I investigated the relationship between microhabitat use and behavioral thermoregulation in the lizards Sceloporus occidentalis and S. graciosus. I studied two populations of each species along a 1300—m elevational gradient in the San Gabriel Mountains of southern California. These species occupy different, but overlapping, elevational ranges, with S. graciosus occurring at higher elevations. Because their ranges differ, the species experience different thermal environments; however, they are nearly identical in several measures of thermal physiology. Body temperatures of active lizards varied little with altitude, although air temperatures decrease substantially over this range. Both species compensated behaviorally for variation in thermal environments by varying basking frequency and microhabitat use. By thermoregulating, lizards maintained body temperatures that favor high levels of locomotor performance and other physiological functions. Microhabitat use varied markedly with elevation. Sceloporus occidentalis was almost completely arboreal at low elevation; lizards of both species were partly arboreal, partly terrestrial at intermediate elevation; and S. graciosus was mainly terrestrial at high elevations. Thus, the species converged in microhabitat use where sympatric. These shifts in microhabitat use paralleled altitudinal changes in (i) the spatial location of thermally suitable microhabitats and (ii) habitat structure. Behavioral thermoregulation, then, appears to be an important determinant of habitat use in these lizards. Results of this study may have important implications for lizard community ecology.

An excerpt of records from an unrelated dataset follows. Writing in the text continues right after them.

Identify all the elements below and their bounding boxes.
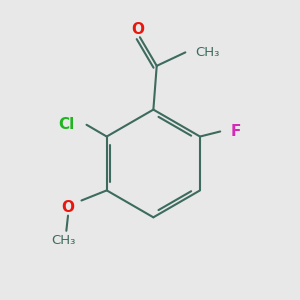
Text: O: O (132, 22, 145, 37)
Text: O: O (61, 200, 74, 215)
Text: CH₃: CH₃ (51, 234, 75, 248)
Text: CH₃: CH₃ (195, 46, 220, 59)
Text: F: F (230, 124, 241, 139)
Text: Cl: Cl (58, 117, 74, 132)
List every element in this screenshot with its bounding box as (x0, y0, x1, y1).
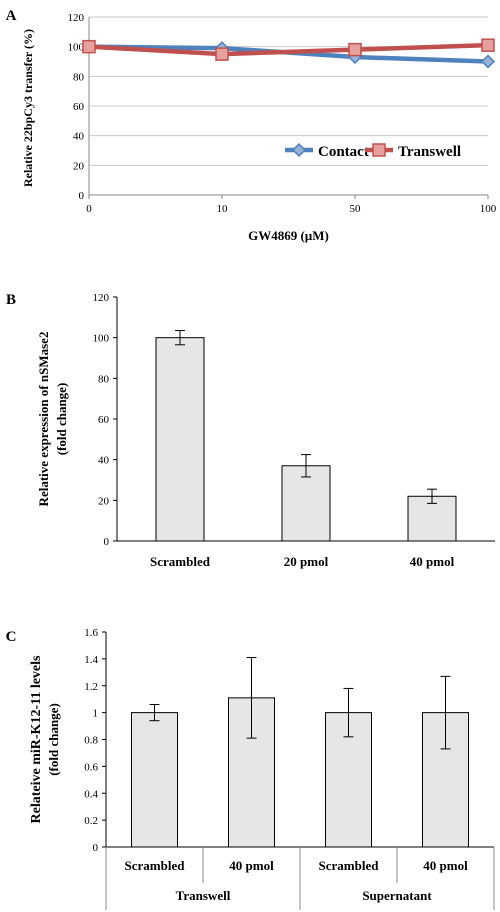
x-tick-label-b: 40 pmol (410, 554, 455, 569)
group-label-c: Supernatant (362, 888, 432, 903)
y-tick-label-b: 20 (98, 495, 110, 507)
data-point-transwell (481, 38, 495, 52)
x-tick-label-a: 0 (86, 203, 92, 215)
y-tick-label-b: 0 (104, 536, 110, 548)
bar-c (131, 712, 178, 848)
x-tick-label-b: 20 pmol (284, 554, 329, 569)
legend-marker-contact (291, 142, 307, 158)
y-tick-label-c: 0 (93, 842, 99, 854)
x-axis-title-a: GW4869 (µM) (248, 228, 329, 243)
data-point-transwell (348, 42, 362, 57)
y-tick-label-c: 1.2 (84, 681, 98, 693)
data-point-transwell (82, 39, 96, 54)
y-tick-label-c: 1.4 (84, 654, 98, 666)
legend-label-contact: Contact (318, 144, 369, 160)
panel-label-b: B (6, 292, 16, 308)
x-tick-label-c: Scrambled (125, 858, 186, 873)
x-tick-label-a: 50 (350, 203, 362, 215)
x-tick-label-a: 10 (217, 203, 229, 215)
group-label-c: Transwell (176, 888, 231, 903)
y-tick-label-c: 0.8 (84, 735, 98, 747)
y-tick-label-a: 0 (79, 190, 85, 202)
legend-label-transwell: Transwell (398, 144, 461, 160)
bar-b (281, 465, 331, 542)
x-tick-label-c: 40 pmol (423, 858, 468, 873)
y-tick-label-c: 1 (93, 708, 99, 720)
legend-marker-transwell (372, 143, 386, 157)
y-tick-label-b: 40 (98, 455, 110, 467)
y-axis-title-b: (fold change) (54, 383, 69, 456)
x-tick-label-a: 100 (480, 203, 497, 215)
y-tick-label-b: 60 (98, 414, 110, 426)
data-point-contact (480, 54, 496, 69)
series-line-transwell (86, 42, 491, 57)
y-tick-label-a: 100 (68, 42, 85, 54)
y-tick-label-a: 20 (73, 160, 85, 172)
y-axis-title-b: Relative expression of nSMase2 (36, 332, 51, 507)
y-tick-label-c: 0.4 (84, 788, 98, 800)
y-tick-label-c: 1.6 (84, 627, 98, 639)
y-tick-label-a: 40 (73, 131, 85, 143)
y-axis-title-c: (fold change) (46, 703, 61, 776)
y-tick-label-b: 120 (93, 292, 110, 304)
y-tick-label-a: 120 (68, 12, 85, 24)
panel-label-c: C (6, 629, 17, 645)
y-tick-label-c: 0.6 (84, 761, 98, 773)
bar-b (155, 337, 205, 542)
x-tick-label-b: Scrambled (150, 554, 211, 569)
panel-label-a: A (6, 8, 17, 24)
y-tick-label-a: 80 (73, 71, 85, 83)
data-point-transwell (215, 47, 229, 61)
y-tick-label-c: 0.2 (84, 815, 98, 827)
y-tick-label-b: 80 (98, 373, 110, 385)
y-axis-title-c: Relateive miR-K12-11 levels (29, 655, 44, 824)
y-tick-label-b: 100 (93, 333, 110, 345)
y-tick-label-a: 60 (73, 101, 85, 113)
y-axis-title-a: Relative 22bpCy3 transfer (%) (21, 29, 35, 187)
x-tick-label-c: Scrambled (319, 858, 380, 873)
x-tick-label-c: 40 pmol (229, 858, 274, 873)
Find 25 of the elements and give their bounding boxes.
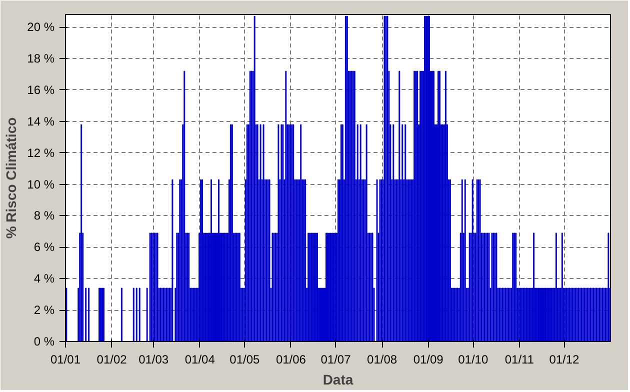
y-tick-label: 16 % — [27, 82, 55, 97]
y-tick-label: 8 % — [34, 208, 55, 223]
x-tick-label: 01/05 — [230, 352, 260, 366]
x-tick-label: 01/09 — [413, 352, 444, 366]
y-axis-title: % Risco Climático — [3, 117, 20, 239]
y-tick-label: 12 % — [27, 146, 55, 160]
x-tick-label: 01/01 — [50, 352, 81, 366]
x-tick-label: 01/02 — [96, 352, 128, 366]
x-axis-title: Data — [322, 372, 354, 388]
y-tick-label: 10 % — [27, 177, 55, 192]
y-tick-label: 6 % — [34, 240, 55, 254]
y-tick-label: 14 % — [27, 114, 55, 128]
x-tick-label: 01/10 — [458, 352, 488, 366]
y-tick-label: 20 % — [27, 20, 55, 34]
x-tick-label: 01/04 — [184, 352, 216, 366]
y-tick-label: 18 % — [27, 52, 55, 66]
x-tick-label: 01/07 — [320, 352, 352, 366]
y-tick-label: 4 % — [34, 272, 55, 286]
x-tick-label: 01/12 — [549, 352, 580, 366]
y-tick-label: 2 % — [34, 303, 55, 318]
x-tick-label: 01/06 — [276, 352, 306, 366]
x-tick-label: 01/03 — [138, 352, 169, 366]
y-tick-label: 0 % — [34, 334, 55, 348]
x-tick-label: 01/08 — [367, 352, 398, 366]
x-tick-label: 01/11 — [504, 352, 534, 366]
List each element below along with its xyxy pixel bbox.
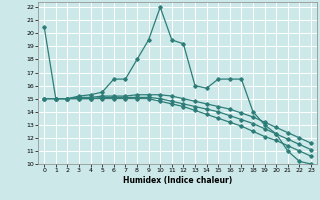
X-axis label: Humidex (Indice chaleur): Humidex (Indice chaleur)	[123, 176, 232, 185]
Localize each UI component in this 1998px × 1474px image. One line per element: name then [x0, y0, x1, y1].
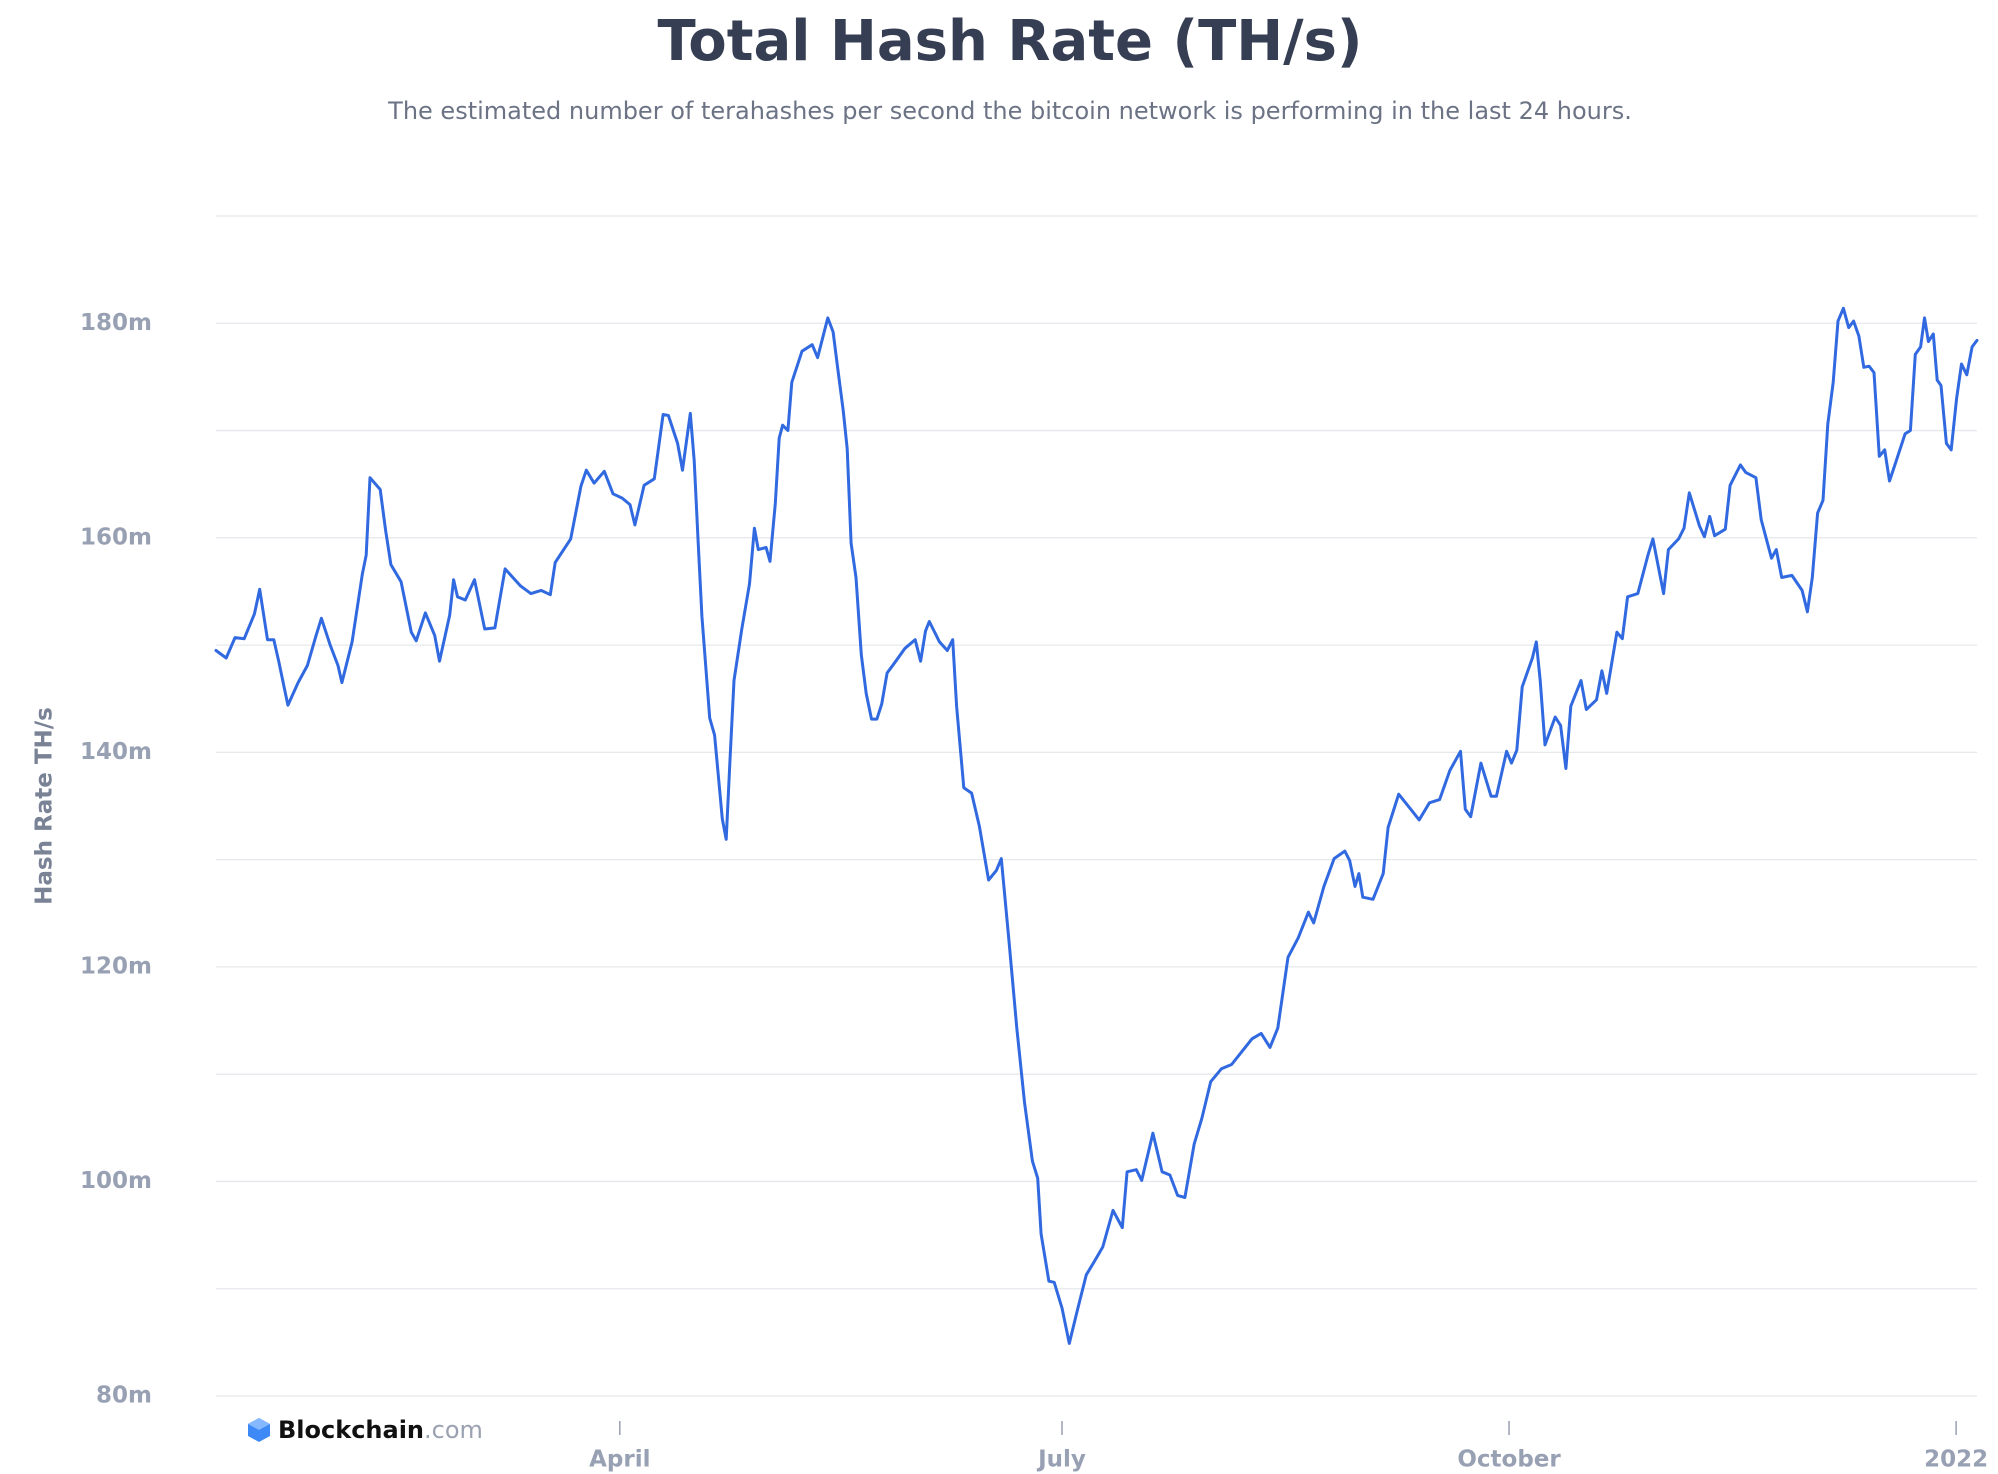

Microhabitats that are otherwise appropriate for lizards can be thermally unsuitable depending on the local thermal environment. Hence, the thermal environment and lizard thermal biology constrain patterns of structural habitat use. As a result, physiological considerations could limit the behavioral and evolutionary options for species experiencing interspecific competition. For example, competitors in sympatry may be unable to evolve microhabitat resource partitioning because only a subset of microhabitats are thermally suitable.